しかし、音的には大きなアドバンテージを発揮する。利点として大きいのは「振動板から放たれる音をダイレクトに車室内に届けられること」だ。ミッドウーファーをドアの内張りパネル内に収める取り付け方をした場合、振動板から放たれる音エネルギーは少なからず内張りパネル内に回り込む。つまりは情報量を多少なりともロスしてしまう。そしてその内張りパネル内に回り込んだ音エネルギーは、パネルを共振させる元凶にも成りかねない。もちろん“カーオーディオ・プロショップ”はそれらに対処すべくさまざまな手を打つが、負の要素をゼロにできないこともまた確かだ。

しかし“アウター化”を実行すれば、振動板から放たれる音の内張りパネル内への回り込みは“ゼロ”になる。この事実は、確実に音に効いてくる。

ルックスにこだわれることも「アウター化」のメリット!

続いては「アウター化」の製作方法を紹介していこう。大きくは2とおりのやり方があるのだが、スタンダードなのは「インナーバッフルを立ち上げる」という方法だ。前にも説明したとおりインナーバッフルとはミッドウーファーを取り付けるときのスペーサーとなるパーツだ。その厚みを増やし、スピーカーの取り付け面を内張りパネル面の高さにまで持っていく。

インナーバッフルの厚みを稼ぐ方法は以下のとおりだ。リング状に加工した板を複数枚用意し、それを重ね合わせることで高くしていく。そうしてスピーカーの取り付け面を内張りパネル面までせり上げ、見た目を整えて完成となる。

ちなみに、見た目を良くするために特殊な作業が追加されることもよくある。例えばスピーカーの周囲にアクリルリングを設けて、その中にLEDを仕込んでライトアップさせたり、スピーカーの周辺だけにとどまらずドアの下側全体が作り直されてゴージャスに仕上げられることもある。このように、ルックスにとことんこだわれることも「アウター化」の利点の1つとなっている。

なお、製作上の注意点も存在している。そして注意すべきポイントへの対策が上手くいかないと、利点が半減しかねない。で、注意点とは「背圧のヌケを良くすること」だ。インナーバッフルを厚くしていくと筒のような形状になっていく。そうなると、スピーカーの裏側から放たれる音エネルギー(背圧)のヌケが悪くなり、スピーカーの振動板の動きにストレスを与えることとなるのだ。

各店がノウハウを駆使して、最良の「アウター化」加工が実施される!

振動板の動きにストレスが与えられると、スピーカーは持てるポテンシャルを十分に発揮できなくなる。なので“カーオーディオ・プロショップ”は、これへの対策も抜かりなく実行する。スタンダードな対策法は次のとおりだ。筒状になったインナーバッフルの内側を、奥側にいくに従って広げていく。
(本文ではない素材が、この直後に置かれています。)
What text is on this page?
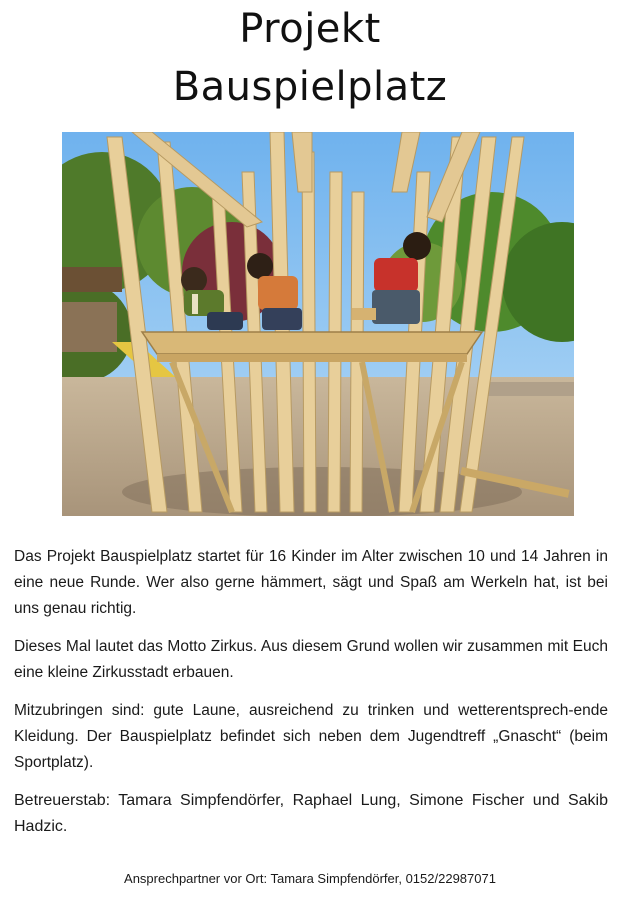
Projekt
Bauspielplatz

Das Projekt Bauspielplatz startet für 16 Kinder im Alter zwischen 10 und 14 Jahren in eine neue Runde. Wer also gerne hämmert, sägt und Spaß am Werkeln hat, ist bei uns genau richtig.

Dieses Mal lautet das Motto Zirkus. Aus diesem Grund wollen wir zusammen mit Euch eine kleine Zirkusstadt erbauen.

Mitzubringen sind: gute Laune, ausreichend zu trinken und wetterentsprech-ende Kleidung. Der Bauspielplatz befindet sich neben dem Jugendtreff „Gnascht“ (beim Sportplatz).

Betreuerstab: Tamara Simpfendörfer, Raphael Lung, Simone Fischer und Sakib Hadzic.

Ansprechpartner vor Ort: Tamara Simpfendörfer, 0152/22987071
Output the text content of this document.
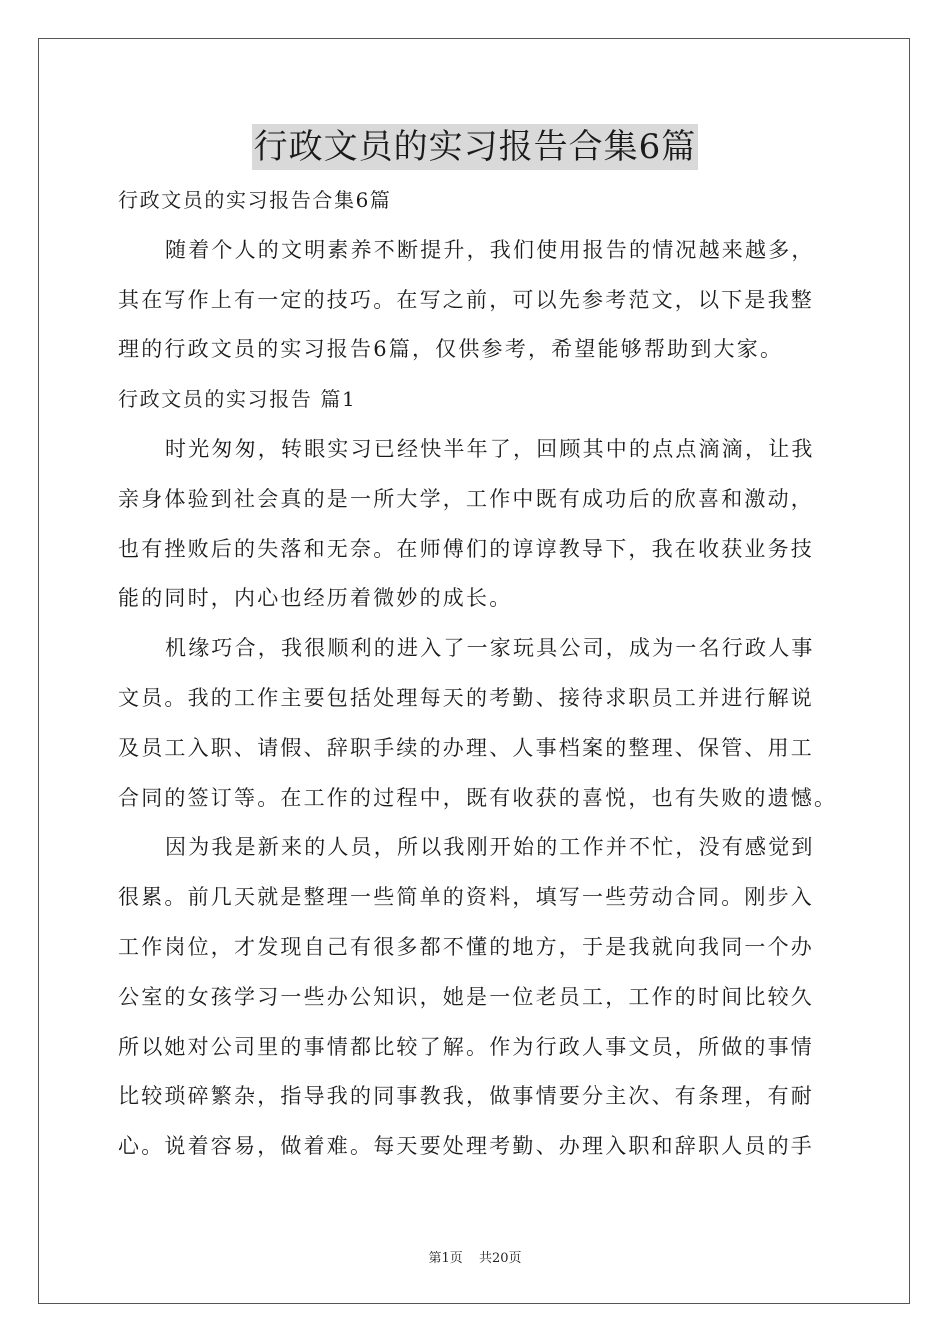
行政文员的实习报告合集6篇
行政文员的实习报告合集6篇
随着个人的文明素养不断提升，我们使用报告的情况越来越多，
其在写作上有一定的技巧。在写之前，可以先参考范文，以下是我整
理的行政文员的实习报告6篇，仅供参考，希望能够帮助到大家。
行政文员的实习报告 篇1
时光匆匆，转眼实习已经快半年了，回顾其中的点点滴滴，让我
亲身体验到社会真的是一所大学，工作中既有成功后的欣喜和激动，
也有挫败后的失落和无奈。在师傅们的谆谆教导下，我在收获业务技
能的同时，内心也经历着微妙的成长。
机缘巧合，我很顺利的进入了一家玩具公司，成为一名行政人事
文员。我的工作主要包括处理每天的考勤、接待求职员工并进行解说
及员工入职、请假、辞职手续的办理、人事档案的整理、保管、用工
合同的签订等。在工作的过程中，既有收获的喜悦，也有失败的遗憾。
因为我是新来的人员，所以我刚开始的工作并不忙，没有感觉到
很累。前几天就是整理一些简单的资料，填写一些劳动合同。刚步入
工作岗位，才发现自己有很多都不懂的地方，于是我就向我同一个办
公室的女孩学习一些办公知识，她是一位老员工，工作的时间比较久
所以她对公司里的事情都比较了解。作为行政人事文员，所做的事情
比较琐碎繁杂，指导我的同事教我，做事情要分主次、有条理，有耐
心。说着容易，做着难。每天要处理考勤、办理入职和辞职人员的手
第1页 共20页
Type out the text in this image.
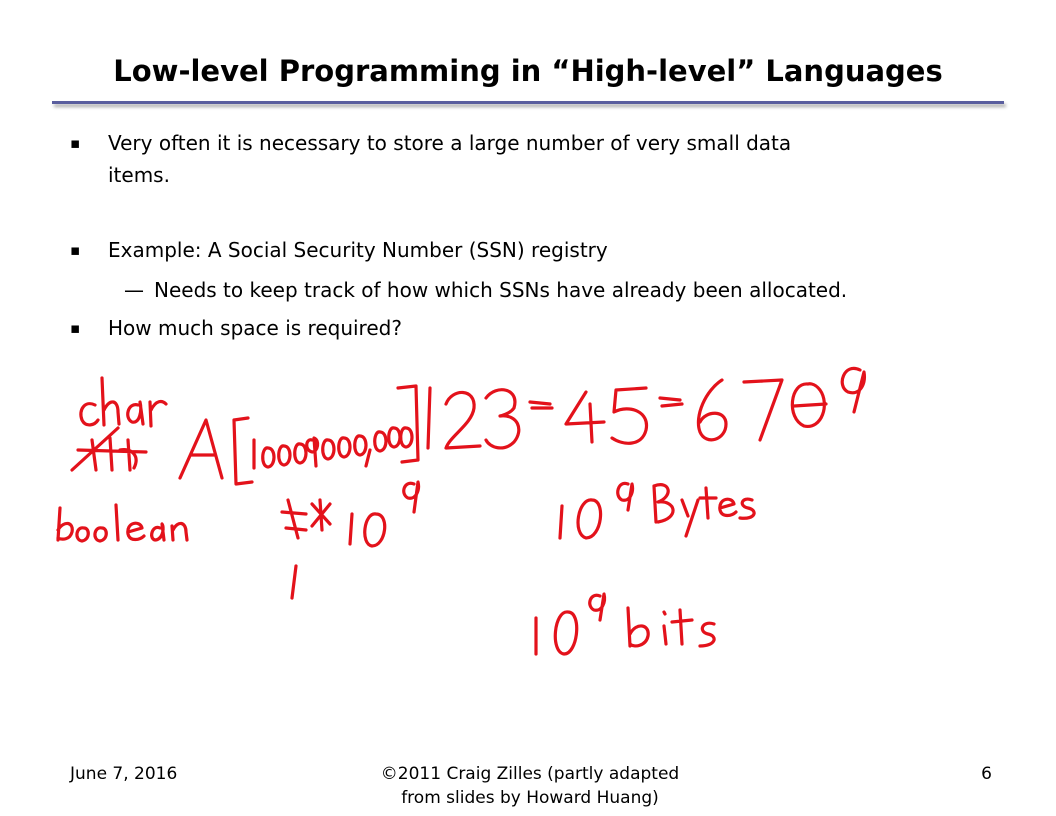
Low-level Programming in “High-level” Languages
▪	Very often it is necessary to store a large number of very small data
items.
▪	Example: A Social Security Number (SSN) registry
— Needs to keep track of how which SSNs have already been allocated.
▪	How much space is required?
June 7, 2016	©2011 Craig Zilles (partly adapted
from slides by Howard Huang)
6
そうすることで背圧がヌケやすくなるのだ。

さて、「アウター化」の製作方法は主には2つあると記したが、もう1つの製作方法とは「内張りパネルを土台にする」というものだ。インナーバッフルを立ち上げて作る場合にはドアの鉄板が土台となるが、そうはせずに内張りパネルにスピーカーを直接取り付ける、という方法が取られることも有り得ている。

ドア内部の状況等々、なんらかの事情がある場合にこの方法が実行されることが多いのだが、この方式を選択した場合には背圧のヌケの悪さによる弊害からは逃れられる。しかし土台の安定感は低くなりがちだ。ゆえにこの方法が実行される際には、これへの対策が十分に成されることとなる。

なお「アウター化」する際に、ミッドウーファーの取り付け角度が調整されることもある。できるだけリスナー側に振り、得られる情報量を上げようと試みられる。このように各店ごとでさまざまなノウハウが駆使され、それぞれで最良の「アウター化」加工が実行される。「アウター化」は、なかなかに奥が深いのだ。